Architecting Cloud Account Provisioning

In this post I will talk about considerations when architecting an account provisioning system for three major cloud providers at an enterprise level. Regardless of the industry, time to market is very important, and as an account custodian you want your customers to be up and running in the shortest amount of time possible so that they can perform their tasks as soon as possible.

The three providers of note are of Amazon Web Services, Google Cloud and Microsoft Azure. There are similarities that spans across all three providers, which makes architecting a single system streamlined from a logical perspective, but in reality, the physical implementation of each differs quite a bit, which is a hurdle one will have to cross and which should not be underestimated. With a sound design upfront and understanding what the options are, one can make informed decisions as to what approach or approaches to follow.

The main considerations when embarking on such a venture can be classified into the "what's" and "how's". The important thing (as with any good business requirement review) is understanding the what, even before considering the how.

A summary of some considerations in terms of "what's" and "how's":

1. What is the desired end user experience? For example, how do you know a customer needs a GCP project or AWS account, what information do you need from them to provision said account (think budgeting, governance, security).

2. What are business goals that need to be satisfied with regards to billing, security, governance, and support?

3. What are the limitations with regards to time and resources?

4. How will the end user experience be provided?

5. How will the business goals be met?

6. How will the limitations of time and resources be overcome?

Once it is understood what the system should do and what the desired end state is, the technical aspects come into play, especially with regards to how it will be implemented for each cloud provider.

The cloud providers make available a variety of methods to interact with their systems, and major props need to be given to them for that. Each vendor provides REST APIs, an SDK in multiple languages, CLI, or a framework for "infrastructure as code".

The CLIs are the easiest to get up and running with but does don't scale very well. You can create a script to (for example) create an account, but it's tedious to fill in the variables or provide the parameters each time, and assign IAM permissions right after it was created. In most cases I have found it is basically an alternative to something you can do from the provider's GUI console, as it requires someone to physically execute the scripts - sure it is faster, but still take manual input.

The REST APIs are arguably the most flexible depending on your ultimate solution and is simple to use, since an HTTP support is ubiquitous nowadays. An obstacle to overcome is figuring out how authentication works for each provider. GCP is very straight forward if you use a Service Account, but AWS requires you to use SignatureV4, for which there are open source libraries, but is quite an exercise should you have to implement it yourself (not recommended, even by them), in which case you might as well use the SDK. The asynchronous nature of tasks is one of the major drawbacks, and you will probably end up polling the status of an operation if following this approach.
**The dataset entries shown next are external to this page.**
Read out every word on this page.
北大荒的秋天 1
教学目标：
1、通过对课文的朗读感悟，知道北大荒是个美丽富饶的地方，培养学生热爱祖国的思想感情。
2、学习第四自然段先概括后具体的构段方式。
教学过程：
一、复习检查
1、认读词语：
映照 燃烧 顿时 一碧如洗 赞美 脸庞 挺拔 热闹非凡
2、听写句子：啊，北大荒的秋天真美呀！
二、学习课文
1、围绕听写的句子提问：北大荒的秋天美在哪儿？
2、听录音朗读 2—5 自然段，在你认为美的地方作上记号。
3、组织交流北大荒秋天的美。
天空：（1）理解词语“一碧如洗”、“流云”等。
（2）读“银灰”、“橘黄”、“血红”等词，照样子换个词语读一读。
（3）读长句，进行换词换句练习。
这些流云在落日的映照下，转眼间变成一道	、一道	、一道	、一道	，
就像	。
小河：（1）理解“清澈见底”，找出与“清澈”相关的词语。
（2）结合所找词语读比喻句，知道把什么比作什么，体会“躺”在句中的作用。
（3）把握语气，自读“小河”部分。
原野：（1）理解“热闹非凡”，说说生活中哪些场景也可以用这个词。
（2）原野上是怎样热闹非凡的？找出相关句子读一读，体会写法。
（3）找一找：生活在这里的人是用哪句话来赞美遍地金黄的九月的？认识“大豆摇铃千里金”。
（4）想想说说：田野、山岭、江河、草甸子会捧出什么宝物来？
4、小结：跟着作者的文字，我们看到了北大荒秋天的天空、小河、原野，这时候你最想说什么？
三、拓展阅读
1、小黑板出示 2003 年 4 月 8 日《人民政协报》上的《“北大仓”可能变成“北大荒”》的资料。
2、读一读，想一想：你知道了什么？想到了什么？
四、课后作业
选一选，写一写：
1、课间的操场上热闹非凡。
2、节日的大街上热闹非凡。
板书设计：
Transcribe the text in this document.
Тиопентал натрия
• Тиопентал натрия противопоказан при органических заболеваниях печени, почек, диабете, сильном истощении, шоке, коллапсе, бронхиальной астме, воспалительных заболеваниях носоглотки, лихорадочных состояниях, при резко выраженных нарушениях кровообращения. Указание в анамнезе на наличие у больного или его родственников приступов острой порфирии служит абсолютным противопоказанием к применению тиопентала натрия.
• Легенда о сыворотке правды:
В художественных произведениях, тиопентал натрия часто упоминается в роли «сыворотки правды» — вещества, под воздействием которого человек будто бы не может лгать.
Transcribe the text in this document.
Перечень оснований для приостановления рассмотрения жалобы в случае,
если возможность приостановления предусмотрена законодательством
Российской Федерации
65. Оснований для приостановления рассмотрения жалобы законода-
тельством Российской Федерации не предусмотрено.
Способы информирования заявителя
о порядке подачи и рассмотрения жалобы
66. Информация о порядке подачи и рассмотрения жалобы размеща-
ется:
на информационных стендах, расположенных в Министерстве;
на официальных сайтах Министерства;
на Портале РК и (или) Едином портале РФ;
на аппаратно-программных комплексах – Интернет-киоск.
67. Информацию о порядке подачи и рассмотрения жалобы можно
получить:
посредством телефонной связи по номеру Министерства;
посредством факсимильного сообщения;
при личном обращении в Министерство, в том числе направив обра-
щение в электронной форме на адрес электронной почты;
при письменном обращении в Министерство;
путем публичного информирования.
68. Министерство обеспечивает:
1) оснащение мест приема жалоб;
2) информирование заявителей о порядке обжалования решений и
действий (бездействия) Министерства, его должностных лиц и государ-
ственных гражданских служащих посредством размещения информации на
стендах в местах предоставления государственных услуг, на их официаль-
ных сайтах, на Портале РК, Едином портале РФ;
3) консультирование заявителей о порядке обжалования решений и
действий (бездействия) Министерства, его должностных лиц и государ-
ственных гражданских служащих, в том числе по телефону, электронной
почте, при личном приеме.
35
The SDKs are great for programmatically interacting with the cloud providers and can seamlessly integrate with your experience application. For example, if you are using an AWS Lambda project for the main user experience running on NodeJS, you can simply use the JavaScript/TypeScript SDK to do whatever tasks you need as part of the experience. One drawback I found was that the SDK for AWS account provisioning was lacking, and I had to use the REST API. It is not clear to me why there is not a JavaScript function to create an account.

Infrastructure as code or a similar framework comes highly recommended as the best practice for automation. The promise is big: you can easily and seamlessly automate tasks such as account provisioning and adding guardrails. From preliminary research it appears like a sound approach, but I still have questions with regards to how it interacts with the overall end user experience. In my mind it is the ultimate goal but will require a larger time and resource commitment to get there.

To conclude, understanding and navigating the topology and terminology for how things are structured in each platform. They are all similar but use different language and have nuances to them. For example, the smallest unit of work in GCP is a project, whereas in AWS you have an account, and in Azure you have subscriptions.

Closely related to the above is IAM. Each one works different but ultimately end up doing the same thing. Navigating this is a difficult but important task when implementing account provisioning. The core principle of providing only the necessary permission, nothing less and nothing more, is very valuable when designing one solution across all providers.

This post did not go into detail what one ultimate solution is, and from my experience a combination of the different approaches is fine. For example, getting up and running with the REST APIs is a quick way to get to market but ultimately you would want to get to a place where you can more seamlessly integrate with the SDKs or frameworks they provide.